Conclusion on misconduct

[27] I find that the Commission has proven that there was misconduct because

  • the employer had a vaccination policy that clearly stated that employees had to disclose their vaccination status and be fully vaccinated by October 29, 2021;
  • this policy was communicated to all employees on October 6, 2021;
  • the Claimant sent questions to the employer regarding this policy so she could make an informed decision;
  • She discussed with her manager on October 29, 2021, about her non-compliance with the policy and was given until November 15, 2021, to comply;
  • the Claimant knew or should have known the consequence of not following the employer’s vaccination policy, because it was clearly stated in the policy.

[28] It is clear from the statements listed in the previous policy that the Claimant was aware of the employer’s policy and of her obligations under it, that she was aware of the consequences of not respecting those obligations and that she still chose not to get vaccinated before the November 15 deadline.

So, did the Claimant lose her job because of misconduct?

[29] Based on my findings above, I find that the Claimant lost her job because of misconduct.
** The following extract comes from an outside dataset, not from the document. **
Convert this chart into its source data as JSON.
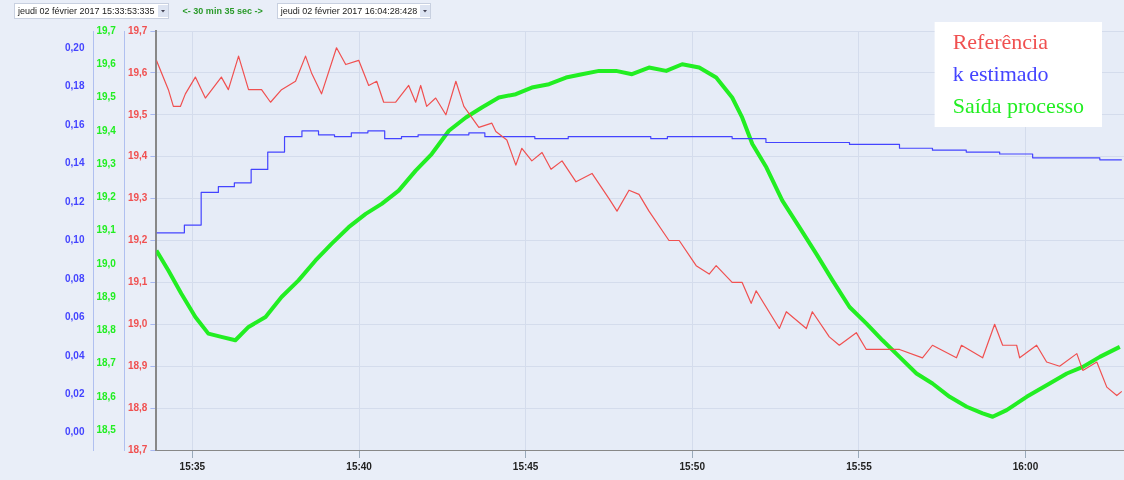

[30] This is because the Claimant’s actions led to her dismissal. She acted deliberately. She knew that refusing to get vaccinated and to say whether she had been vaccinated was likely to cause her to lose her job.

Conclusion

[31] The Commission hast proven that the Claimant lost her job because of misconduct. Because of this, the Claimant is disqualified from receiving EI benefits.

[32] This means that the appeal is dismissed.